Adding benchmarking instrumentation to the existing harness requires ~4 hours of work and produces a 22-query performance profile across realistic multi-operator analytical queries — data that cannot be obtained from the current 5-scenario micro-benchmarks.

1.3 What We’ll Learn

  1. Per-query FULL vs DIFFERENTIAL speedup across all 22 queries
  2. Which operator compositions are bottlenecks (e.g., semi-join + aggregate, deep join chain + scalar subquery)
  3. Where PostgreSQL MERGE execution is slow via EXPLAIN ANALYZE on generated delta SQL
  4. Scale factor sensitivity — how speedup ratios change from SF-0.01 (6K lineitems) to SF-0.1 (60K) to SF-1 (600K)
  5. CDC fan-out cost — trigger overhead when multiple STs share source tables (Phase 2 cross-query mode)

2. Current State

2.1 TPC-H Harness Capabilities

The harness (tests/e2e_tpch_tests.rs) has three test phases:

Phase Purpose Performance Data Captured
Phase 1 — Individual query correctness 1 ST per query, 3 RF cycles, multiset equality assertion Wall-clock Instant::now() per cycle (printed, not structured)
Phase 2 — Cross-query consistency All 22 STs coexist, shared CDC triggers Cycle wall-clock only
Phase 3 — FULL vs DIFFERENTIAL Two STs per query, multiset comparison Cycle wall-clock only

What’s missing for benchmarking: - No [PGS_PROFILE] extraction (Decision, Gen+Build, MERGE, Cleanup breakdown) - No warm-up cycles (first cycle is cold, biases averages) - No statistical aggregation (median, P95, cycle-1 vs steady-state) - No structured output (no CSV/JSON for cross-run comparison) - No separate FULL vs DIFFERENTIAL timing in Phase 3 - No EXPLAIN ANALYZE capture for delta queries

2.2 Known Slow Queries (from PLAN_TEST_SUITE_TPC_H.md)

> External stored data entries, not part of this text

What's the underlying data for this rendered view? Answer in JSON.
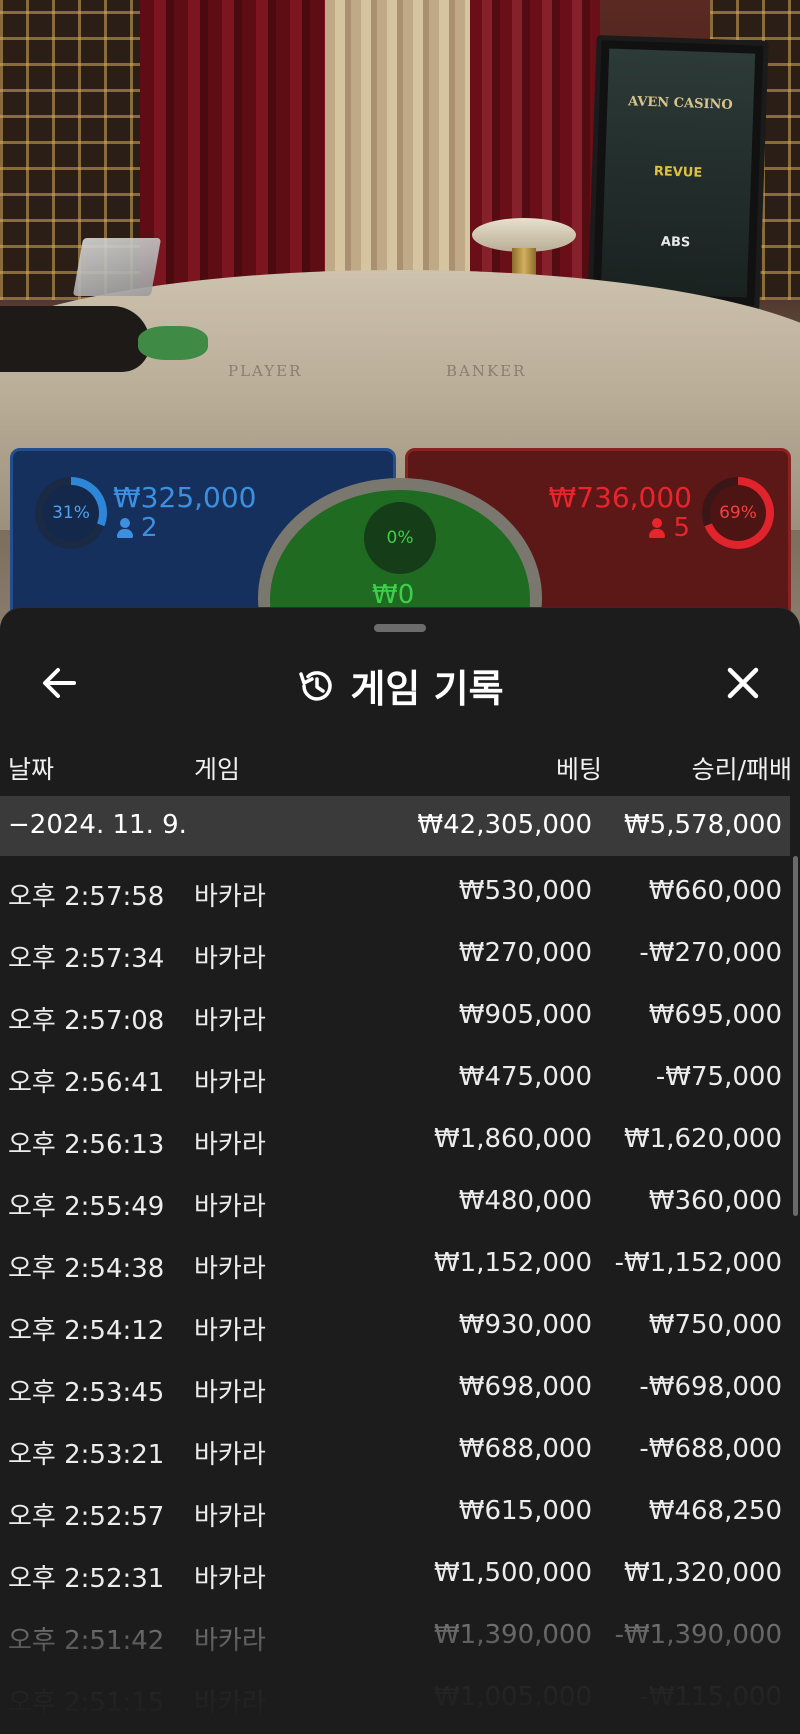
{
  "scene": {
    "felt_player": "PLAYER",
    "felt_banker": "BANKER",
    "monitor_logos": [
      "AVEN CASINO",
      "REVUE",
      "ABS"
    ]
  },
  "bets": {
    "player": {
      "percent": "31%",
      "amount": "₩325,000",
      "players": "2",
      "color": "#3d8fe0"
    },
    "tie": {
      "percent": "0%",
      "amount": "₩0",
      "color": "#3ed04a"
    },
    "banker": {
      "percent": "69%",
      "amount": "₩736,000",
      "players": "5",
      "color": "#e8242c"
    }
  },
  "history": {
    "title": "게임 기록",
    "columns": {
      "date": "날짜",
      "game": "게임",
      "bet": "베팅",
      "win_loss": "승리/패배"
    },
    "day": {
      "date": "−2024. 11. 9.",
      "bet": "₩42,305,000",
      "win_loss": "₩5,578,000"
    },
    "rows": [
      {
        "time": "오후 2:57:58",
        "game": "바카라",
        "bet": "₩530,000",
        "win_loss": "₩660,000"
      },
      {
        "time": "오후 2:57:34",
        "game": "바카라",
        "bet": "₩270,000",
        "win_loss": "-₩270,000"
      },
      {
        "time": "오후 2:57:08",
        "game": "바카라",
        "bet": "₩905,000",
        "win_loss": "₩695,000"
      },
      {
        "time": "오후 2:56:41",
        "game": "바카라",
        "bet": "₩475,000",
        "win_loss": "-₩75,000"
      },
      {
        "time": "오후 2:56:13",
        "game": "바카라",
        "bet": "₩1,860,000",
        "win_loss": "₩1,620,000"
      },
      {
        "time": "오후 2:55:49",
        "game": "바카라",
        "bet": "₩480,000",
        "win_loss": "₩360,000"
      },
      {
        "time": "오후 2:54:38",
        "game": "바카라",
        "bet": "₩1,152,000",
        "win_loss": "-₩1,152,000"
      },
      {
        "time": "오후 2:54:12",
        "game": "바카라",
        "bet": "₩930,000",
        "win_loss": "₩750,000"
      },
      {
        "time": "오후 2:53:45",
        "game": "바카라",
        "bet": "₩698,000",
        "win_loss": "-₩698,000"
      },
      {
        "time": "오후 2:53:21",
        "game": "바카라",
        "bet": "₩688,000",
        "win_loss": "-₩688,000"
      },
      {
        "time": "오후 2:52:57",
        "game": "바카라",
        "bet": "₩615,000",
        "win_loss": "₩468,250"
      },
      {
        "time": "오후 2:52:31",
        "game": "바카라",
        "bet": "₩1,500,000",
        "win_loss": "₩1,320,000"
      },
      {
        "time": "오후 2:51:42",
        "game": "바카라",
        "bet": "₩1,390,000",
        "win_loss": "-₩1,390,000"
      },
      {
        "time": "오후 2:51:15",
        "game": "바카라",
        "bet": "₩1,005,000",
        "win_loss": "-₩115,000"
      }
    ]
  }
}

Query SF-0.01 Cycle 2 Root Cause Optimization
Q18 ~5,192ms SemiJoin Part 2: full left-snapshot scan of orders⋈lineitem Delta-key pre-filtering
Q20 ~2,345ms SemiJoin Part 2: full left-snapshot scan of partsupp⋈supplier Delta-key pre-filtering
Q21 ~1,889ms AntiJoin + SemiJoin on 4-table deep chain, still 12× slowdown despite R_old fix Delta-key pre-filtering + deep chain optimization
Q04 ~60ms Resolved (34× faster after R_old materialization)

These were captured at SF-0.01 (~6,000 lineitems). At SF-0.1 or SF-1, these bottlenecks will dominate even more.

2.3 Existing Benchmark Best Results (from PERFORMANCE_PART_8.md, 100K rows, 1%)

Scenario FULL ms INCR ms Speedup
scan 300 4.6 65.9×
filter 134 3.4 39.5×
aggregate 17 2.5 6.8×
join 294 18.0 16.3×
join_agg 28 14.6 1.9×

These are the “ceiling” for simple queries. TPC-H queries will be slower due to deeper operator trees and more complex delta CTE chains.


3. Phase 1: Instrument TPC-H Harness for Benchmarking

1-1: Add [PGS_PROFILE] Extraction

Reuse extract_last_profile() and parse_profile_line() from e2e_bench_tests.rs. These functions parse Docker container stderr for the [PGS_PROFILE] line emitted by refresh.rs.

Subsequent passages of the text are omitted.